Miranda is designed so that I can easily set up a standalone game and patch server on a PC for testing, so I set this up on my development PC, then downloaded and ran the signed and elevated installer on the 3K test PC. Easy peasy.
First try, the installer immediately stopped with an error, the log showed that the web server was returning an HTTP 403 Forbidden error code downloading laircrashreporter.exe (LairCrashReporter is a tool I wrote to - you guessed it - report crashes to Secret Lair Games.) Oddly enough, checking the logs on the server, it showed 200 OK status instead. Somewhere between the server and the installer the status code was being changed. Weird.
I tried downloading the file using Mozilla Firefox and up popped an error message from BitDefender, the antivirus software installed on the 3K PC, stating that laircrashreporter.exe is in fact Gen:Variant.Kazy.721075 - a Trojan. My first concern was that my development system might be compromised despite the antivirus software it runs, but some testing quickly confirmed that laircrashreporter.exe was in fact just laircrashreporter.exe. BitDefender was reporting a false positive. I then ran laircrashreporter.exe against virustotal.com which tests a file against 56 different virus scanners, 8 of those reported it was Gen:Variant.Kazy.721075. That could be a problem.
Once I modified the installer to report the 403 error and point the user at their antivirus software, BitDefender mysteriously changed its MO. The next test the installer downloaded the file perfectly and it was successfully written to a temporary location while it waited to be moved to its final location. A moment later when the installer went to move the file to its final location, the installer crashed on an unhandled exception. Oops, my bad that.
Checking the log, the installer had failed trying to move the laircrashreporter.exe file to its final location because the file it just wrote had vanished. I took a look at BitDefender again, and sure enough, BitDefender had "fixed" the temporary file for me by deleting it. Awesome.

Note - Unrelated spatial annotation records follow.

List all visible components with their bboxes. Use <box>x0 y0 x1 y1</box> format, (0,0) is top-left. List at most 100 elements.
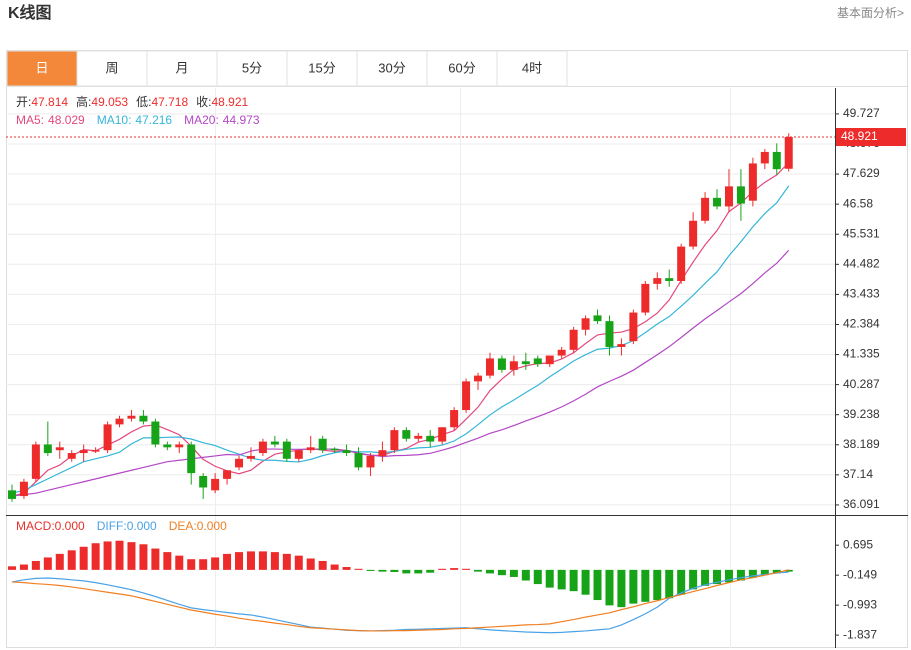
tab[interactable]: 60分 <box>426 50 498 87</box>
y-tick-label: 43.433 <box>843 287 880 301</box>
macd-bar <box>629 569 638 604</box>
candle-body <box>760 151 769 164</box>
legend-value: 48.029 <box>48 113 85 127</box>
tab[interactable]: 15分 <box>286 50 358 87</box>
ma-line <box>11 185 790 494</box>
tab-label[interactable]: 60分 <box>448 60 475 75</box>
candle-body <box>43 444 52 454</box>
macd-bar <box>7 566 16 570</box>
macd-bar <box>617 569 626 608</box>
candle-body <box>199 475 208 488</box>
macd-bar <box>91 543 100 570</box>
tab-background <box>356 50 428 87</box>
plot-area <box>6 88 835 648</box>
candle-body <box>258 441 267 454</box>
info-label: 开: <box>16 95 31 109</box>
candle-body <box>557 349 566 356</box>
macd-bar <box>713 569 722 585</box>
ma-line <box>11 249 790 497</box>
macd-bar <box>223 553 232 570</box>
macd-bar <box>784 569 793 572</box>
candle-body <box>784 137 793 169</box>
candle-body <box>175 444 184 448</box>
tab-label[interactable]: 5分 <box>242 60 262 75</box>
candle-body <box>736 186 745 204</box>
tab-label[interactable]: 月 <box>175 60 188 75</box>
y-tick-label: 46.58 <box>843 196 873 210</box>
info-value: 49.053 <box>91 95 128 109</box>
tab-label[interactable]: 4时 <box>522 60 542 75</box>
legend-value: 0.000 <box>127 519 157 533</box>
macd-bar <box>79 546 88 570</box>
tab-label[interactable]: 周 <box>105 60 118 75</box>
tab-label[interactable]: 日 <box>35 60 48 75</box>
macd-bar <box>67 550 76 570</box>
tab-background <box>426 50 498 87</box>
legend-name: DIFF: <box>97 519 127 533</box>
macd-bar <box>294 555 303 570</box>
candle-body <box>103 424 112 451</box>
info-value: 47.718 <box>151 95 188 109</box>
candle-body <box>617 344 626 347</box>
legend-name: MA10: <box>97 113 132 127</box>
tab[interactable]: 5分 <box>216 50 288 87</box>
tab-background <box>6 50 78 87</box>
info-value: 47.814 <box>31 95 68 109</box>
page-title: K线图 <box>8 3 52 22</box>
macd-bar <box>438 568 447 570</box>
candle-body <box>211 478 220 491</box>
y-tick-label: 44.482 <box>843 256 880 270</box>
macd-bar <box>736 569 745 581</box>
candle-body <box>689 220 698 247</box>
candle-body <box>390 430 399 451</box>
tab[interactable]: 4时 <box>496 50 568 87</box>
candle-body <box>509 361 518 370</box>
macd-bar <box>605 569 614 606</box>
legend-value: 44.973 <box>223 113 260 127</box>
y-tick-label: -0.149 <box>843 567 877 581</box>
candle-body <box>450 410 459 428</box>
candle-body <box>772 151 781 170</box>
candle-body <box>629 312 638 342</box>
candle-body <box>605 321 614 347</box>
fundamental-link[interactable]: 基本面分析> <box>837 6 904 20</box>
macd-bar <box>270 552 279 570</box>
macd-bar <box>330 564 339 570</box>
candle-body <box>545 355 554 365</box>
candle-body <box>677 246 686 281</box>
ma-legend: MA5: 48.029 MA10: 47.216 MA20: 44.973 <box>16 113 260 127</box>
tab[interactable]: 日 <box>6 50 78 87</box>
y-tick-label: 49.727 <box>843 106 880 120</box>
candle-body <box>127 415 136 419</box>
y-tick-label: 45.531 <box>843 226 880 240</box>
candle-body <box>521 361 530 365</box>
info-label: 收: <box>196 95 211 109</box>
y-tick-label: -1.837 <box>843 627 877 641</box>
candle-body <box>163 444 172 448</box>
tab[interactable]: 30分 <box>356 50 428 87</box>
macd-bar <box>199 559 208 570</box>
y-tick-label: 37.14 <box>843 467 873 481</box>
macd-bar <box>701 569 710 586</box>
macd-bar <box>509 569 518 577</box>
macd-bar <box>318 560 327 570</box>
candle-body <box>724 186 733 207</box>
tab[interactable]: 周 <box>76 50 148 87</box>
macd-bar <box>163 552 172 570</box>
macd-bar <box>557 569 566 590</box>
candle-body <box>294 450 303 459</box>
candle-body <box>55 447 64 451</box>
macd-bar <box>593 569 602 601</box>
candle-body <box>748 163 757 201</box>
candle-body <box>402 430 411 439</box>
macd-bar <box>127 542 136 570</box>
tab-label[interactable]: 15分 <box>308 60 335 75</box>
candle-body <box>79 450 88 454</box>
macd-bar <box>581 569 590 595</box>
tab[interactable]: 月 <box>146 50 218 87</box>
tab-label[interactable]: 30分 <box>378 60 405 75</box>
macd-bar <box>689 569 698 590</box>
candle-body <box>235 458 244 468</box>
candle-body <box>701 197 710 221</box>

I spent a lot of time thinking about how to address these attacks by BitDefender, but in the end, all I could really do was provide additional error messages and hope the user figures it out before they contact Tech Support. Unlike a lot of software projects, Miranda verifies its installation on startup so at least it is guaranteed that players can't get into game with a damaged installation.
After two days of struggles, I had to admit defeat and add exceptions to BitDefender for the locations where the installer writes files in order to be able to get through the installation. But the first time LairCrashReporter attempted to report a crash, BitDefender chimed in yet again with The application laircrashreporter.exe attempted to connect to the internet using TCP protocol on port 50482. BitDefender Firewall detected malicious activity and denied access for this application. So I manually added a firewall exception for laircrashreporter.exe. This issue could probably be addressed by encrypting the crash data but I'll leave that hack for another day.
Steam has a page all about false positives in antivirus software so obviously I'm not the first developer to encounter this. Still it feels like a problem I just shouldn't have to deal with. Going through all of this made the software better, but it is sort of like the devs of Guild Wars figuring out that 1% of their game crashes are actually hardware failures. Oh, and since I'm picking on BitDefender, it is completely DPI-dysfunctional, I practically needed a magnifying glass to read it on the 3K laptop.